In terms of treatment and therapeutic options for URCD, there are currently no specific robust, society-based guidelines mentioned in the literature for dealing with URCD. Since URCD is considered an originally nongenetic disorder with a satisfactory prognosis, unlike ADPKD, the management approach is typically conservative.
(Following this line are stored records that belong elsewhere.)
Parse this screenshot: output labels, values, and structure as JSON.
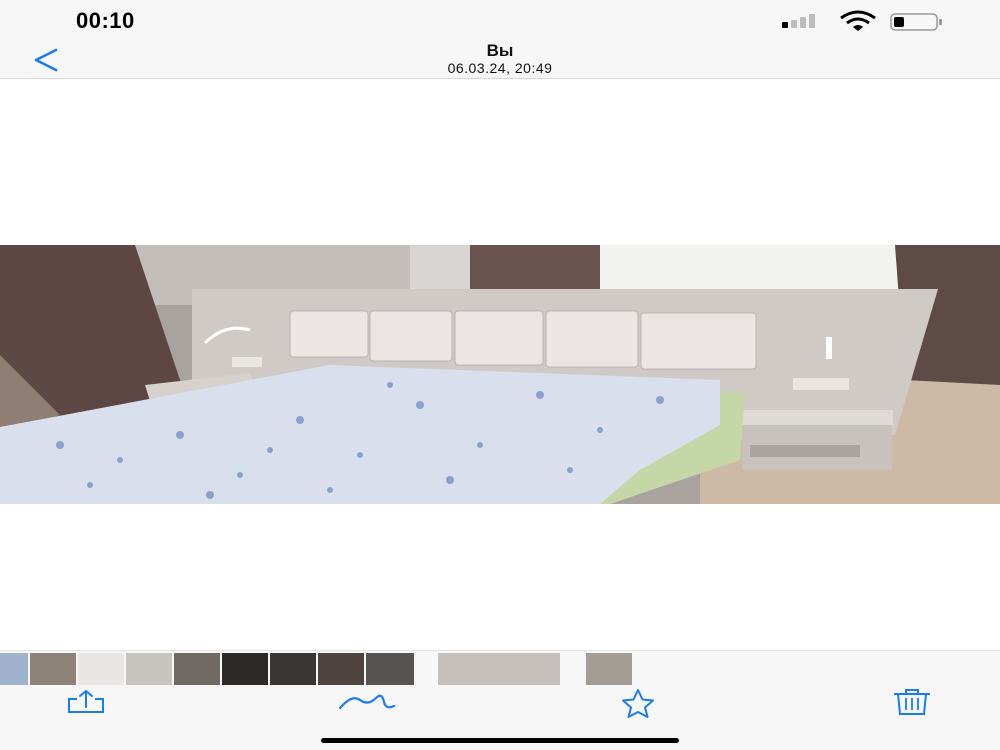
{
  "status_bar": {
    "time": "00:10",
    "icons": [
      "cellular-signal-icon",
      "wifi-icon",
      "battery-icon"
    ]
  },
  "nav": {
    "back_icon": "chevron-left-icon",
    "title": "Вы",
    "subtitle": "06.03.24, 20:49"
  },
  "photo": {
    "subject": "bedroom-bed-photo"
  },
  "thumbnails": {
    "count": 11
  },
  "toolbar": {
    "items": [
      "share-icon",
      "markup-icon",
      "star-icon",
      "trash-icon"
    ]
  },
  "colors": {
    "accent": "#1a7cf5",
    "bar_background": "#f7f7f7",
    "text": "#111111"
  }
}
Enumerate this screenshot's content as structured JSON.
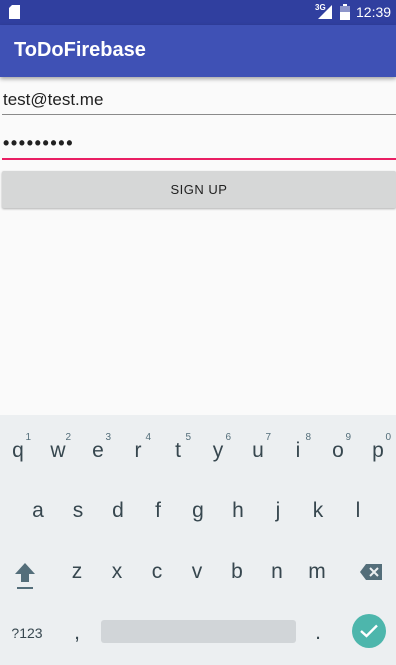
{
  "status_bar": {
    "network_label": "3G",
    "time": "12:39",
    "icons": [
      "sd-card-icon",
      "signal-icon",
      "battery-icon"
    ]
  },
  "app_bar": {
    "title": "ToDoFirebase"
  },
  "form": {
    "email_value": "test@test.me",
    "password_mask": "•••••••••",
    "signup_label": "SIGN UP"
  },
  "keyboard": {
    "row1": [
      {
        "label": "q",
        "hint": "1"
      },
      {
        "label": "w",
        "hint": "2"
      },
      {
        "label": "e",
        "hint": "3"
      },
      {
        "label": "r",
        "hint": "4"
      },
      {
        "label": "t",
        "hint": "5"
      },
      {
        "label": "y",
        "hint": "6"
      },
      {
        "label": "u",
        "hint": "7"
      },
      {
        "label": "i",
        "hint": "8"
      },
      {
        "label": "o",
        "hint": "9"
      },
      {
        "label": "p",
        "hint": "0"
      }
    ],
    "row2": [
      "a",
      "s",
      "d",
      "f",
      "g",
      "h",
      "j",
      "k",
      "l"
    ],
    "row3": [
      "z",
      "x",
      "c",
      "v",
      "b",
      "n",
      "m"
    ],
    "symbols_label": "?123",
    "comma_label": ",",
    "period_label": ".",
    "shift_icon": "shift-icon",
    "delete_icon": "backspace-icon",
    "enter_icon": "checkmark-icon"
  },
  "colors": {
    "status_bar": "#303f9f",
    "app_bar": "#3f51b5",
    "accent": "#e91e63",
    "enter_key": "#4db6ac"
  }
}
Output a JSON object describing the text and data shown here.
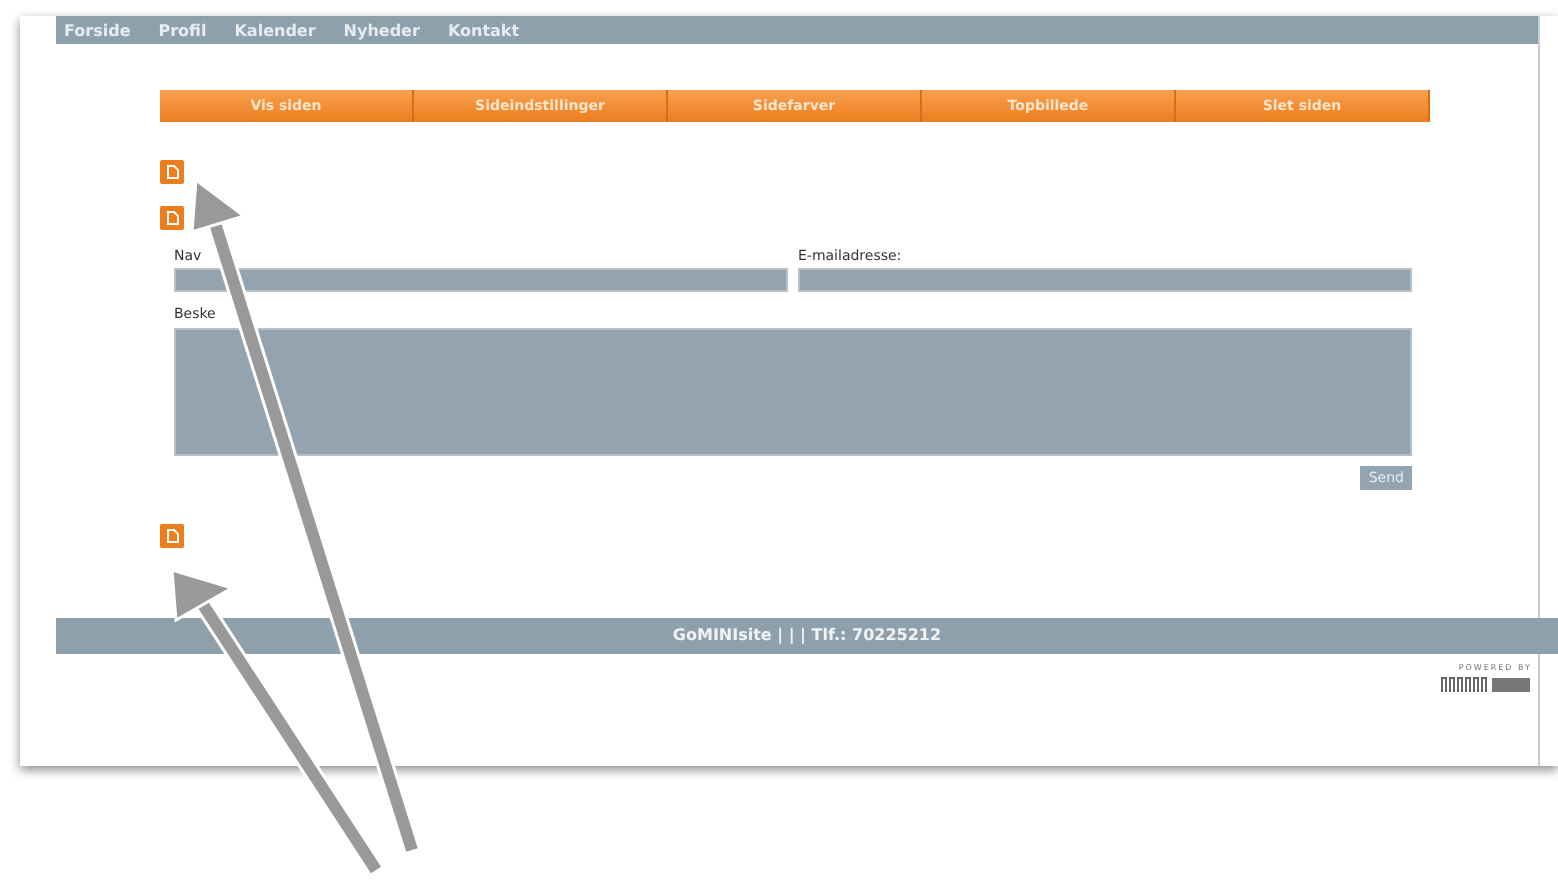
{
  "top_nav": [
    "Forside",
    "Profil",
    "Kalender",
    "Nyheder",
    "Kontakt"
  ],
  "menu": [
    {
      "label": "Vis siden"
    },
    {
      "label": "Sideindstillinger"
    },
    {
      "label": "Sidefarver"
    },
    {
      "label": "Topbillede"
    },
    {
      "label": "Slet siden"
    }
  ],
  "form": {
    "name_label": "Nav",
    "email_label": "E-mailadresse:",
    "message_label": "Beske",
    "send_button": "Send"
  },
  "footer": "GoMINIsite | | | Tlf.: 70225212",
  "powered_by": "POWERED BY"
}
Moreover, an ominous cystic renal neoplasm has been once reported with URCD, which might even be coincidental! [10]. Long-term surveillance is recommended to monitor for any potential malignant transformation of the cysts [8, 10]. Conclusively, URCD should be addressed as a unique disease. Familiarity with such a condition can aid in arriving at an accurate diagnosis and negate the need for undue testing. It also plays a role in reassuring the patient and family. Further research and guidelines are needed to establish standardized approaches for the surveillance and treatment of URCD patients.

ACKNOWLEDGEMENTS

Not applicable

Conflict of Interest

  • None declared.

Funding

There are no sources of funding.

ETHICAL APPROVAL: No approval was required.

CONSENT: Written consent was obtained by the patient for his publication.